The term is ordinarily applied to people who work long hours even though they do not need to. For example, these people choose to work long hours even though they could still earn a satisfactory living, keep their jobs, or otherwise get by without putting in nearly as many hours as they do. Unfortunately, many people in this group do not satisfy the negative characterization attached to this term. That is, their work habits are not really disordered, ill, or irresponsible. To the contrary, they value their work for what they perceive to be its inestimable importance, for example, a journalist’s dedication to keeping the public informed; a medical researcher’s persistence in trying to finding a cure for a fatal disease; a writer’s devotion to enlightening others; a psychologist's commitment to helping her clients work through their problems; an artist’s or musician’s museful drive for artistic expression; a teachers steadfastness to her students' success; a businessperson's unwavering quest to provide quality customer service. For such individuals, work is not merely a distraction from problems in their lives; instead it exemplifies the moral principles and social values that define them as persons. Thus the label of “workaholic” is not only inappropriately applied to this group; it also represents a deep and all-pervasive degradation of their personhood.
This is not to say that work, like any other activity, cannot be used as an escape from confronting life issues or unhealthfully excessive. Thus, the person who has recently been divorced and throws himself into his work in order to avoid working through the loss can be a dysfunctional work situation. But, not all people who work longer than they are required use work as such an unhealthy escape mechanism; or make themselves sick by working long hours; or neglect their other responsibilities. Hence, it is unfortunate that these individuals are also unfairly categorized along with certain others who truly are dysfunctional.
The emotive force of the term, “workaholic” is, in fact, often used to poison the well against working long hours and to try to intimidate the individual in question into stopping. (Compare, “Anyone who opposes the war is unpatriotic.”) In this way, a significant number of highly responsible and well-adjusted people may be intimidated into thinking that there might be something seriously wrong with them.
So how do you know if your work habits are really dysfunctional? The following are some guides that can help you determine if your work habits should change:
Each of these questions addresses a major area of human functionality, namely, a sense of fulfillment or self-actualization, physical and mental health and wellbeing, and personal/social responsibility. It should be emphasized, however, that these standards of functionality cannot rationally be expected to be satisfied perfectly. Thus, for example, none of us can rationally expect to perfectly balance our work life with our private life. And, sometimes we may find ourselves spending a sleepless night over a work-related problem. But these occasions should be exceptions, not the rule. It should also be mentioned that acceptable workloads can vary with individuals. Thus some people have more physical and mental stamina to work longer hours than do others. Further, the satisfaction of the above standards is not a matter of “all or nothing.” Thus one can stand for some improvement in accomplishing 4 or 5, but still be passable. In such cases, an individual can try harder to balance competing interests in order to get closer to the Aristotelian “mean” between excess and deficiency. This may involve cutting back on hours spent at work, but it need not. Sometimes better time management may help.
So, if you work long hours but really don’t need to (at least from the perspective of others), how do you know if you are really a “workaholic”?

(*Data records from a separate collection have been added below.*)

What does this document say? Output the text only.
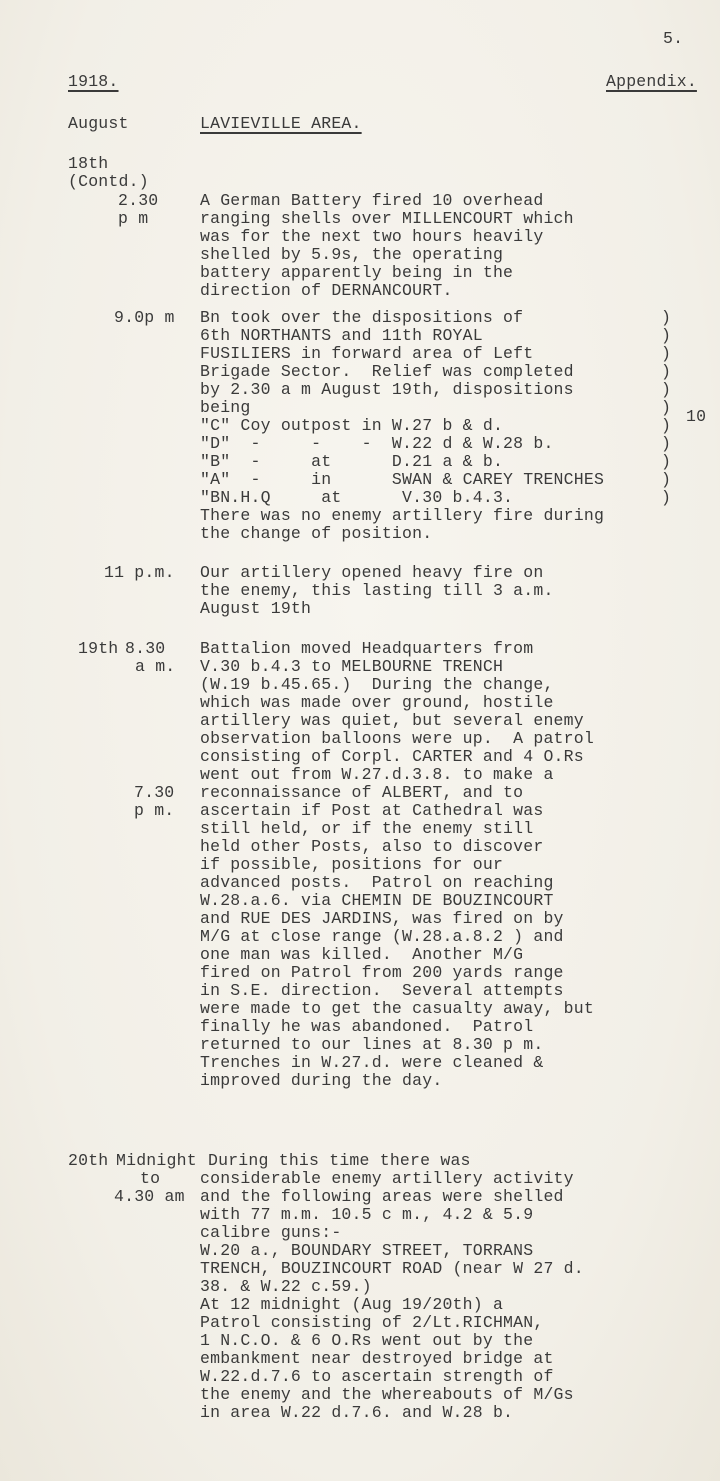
5.
1918.	Appendix.
August	LAVIEVILLE AREA.
18th
(Contd.)
2.30
p m
A German Battery fired 10 overhead
ranging shells over MILLENCOURT which
was for the next two hours heavily
shelled by 5.9s, the operating
battery apparently being in the
direction of DERNANCOURT.
9.0p m Bn took over the dispositions of
6th NORTHANTS and 11th ROYAL
FUSILIERS in forward area of Left
Brigade Sector.  Relief was completed
by 2.30 a m August 19th, dispositions
being
"C" Coy outpost in W.27 b & d.
"D"  -     -    -  W.22 d & W.28 b.
"B"  -     at      D.21 a & b.
"A"  -     in      SWAN & CAREY TRENCHES
"BN.H.Q     at      V.30 b.4.3.
There was no enemy artillery fire during
the change of position.
)
)
)
)
)
)
)
)
)
)
)
10
11 p.m. Our artillery opened heavy fire on
the enemy, this lasting till 3 a.m.
August 19th
19th 8.30
a m.
Battalion moved Headquarters from
V.30 b.4.3 to MELBOURNE TRENCH
(W.19 b.45.65.)  During the change,
which was made over ground, hostile
artillery was quiet, but several enemy
observation balloons were up.  A patrol
consisting of Corpl. CARTER and 4 O.Rs
went out from W.27.d.3.8. to make a
7.30
p m.
reconnaissance of ALBERT, and to
ascertain if Post at Cathedral was
still held, or if the enemy still
held other Posts, also to discover
if possible, positions for our
advanced posts.  Patrol on reaching
W.28.a.6. via CHEMIN DE BOUZINCOURT
and RUE DES JARDINS, was fired on by
M/G at close range (W.28.a.8.2 ) and
one man was killed.  Another M/G
fired on Patrol from 200 yards range
in S.E. direction.  Several attempts
were made to get the casualty away, but
finally he was abandoned.  Patrol
returned to our lines at 8.30 p m.
Trenches in W.27.d. were cleaned &
improved during the day.
20th Midnight
to
4.30 am
During this time there was
considerable enemy artillery activity
and the following areas were shelled
with 77 m.m. 10.5 c m., 4.2 & 5.9
calibre guns:-
W.20 a., BOUNDARY STREET, TORRANS
TRENCH, BOUZINCOURT ROAD (near W 27 d.
38. & W.22 c.59.)
At 12 midnight (Aug 19/20th) a
Patrol consisting of 2/Lt.RICHMAN,
1 N.C.O. & 6 O.Rs went out by the
embankment near destroyed bridge at
W.22.d.7.6 to ascertain strength of
the enemy and the whereabouts of M/Gs
in area W.22 d.7.6. and W.28 b.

If you tend to feel relatively unfulfilled by the work you do; feel depressed, anxious, or otherwise upset over work-related matters; restlessly ruminate about work instead of falling sleep; find yourself unable to function satisfactorily in your personal life; or, if you are having significant relationship problems related to your work schedule, then you should consider your underlying motivation. Are you using work to avoid some other aspect of your life that you have not satisfactorily addressed? Are you motivated by irrational thinking, for example, telling yourself that you are a worthy person only if you are working? Like the alcohol, not in recovery, are you in denial?
Ask yourself the above five questions. If you cannot honestly answer all of them in the affirmative, there is probably a rational (although not necessarily conclusive) argument for reducing your work hours. On the other hand, if you can dispassionately say that you do a reasonable (albeit not a perfect) job in satisfying all five of the above standards, then it is probably consistent with your future happiness to continue working as you do—even if someone familiar with your work habits happens to call you a "workaholic."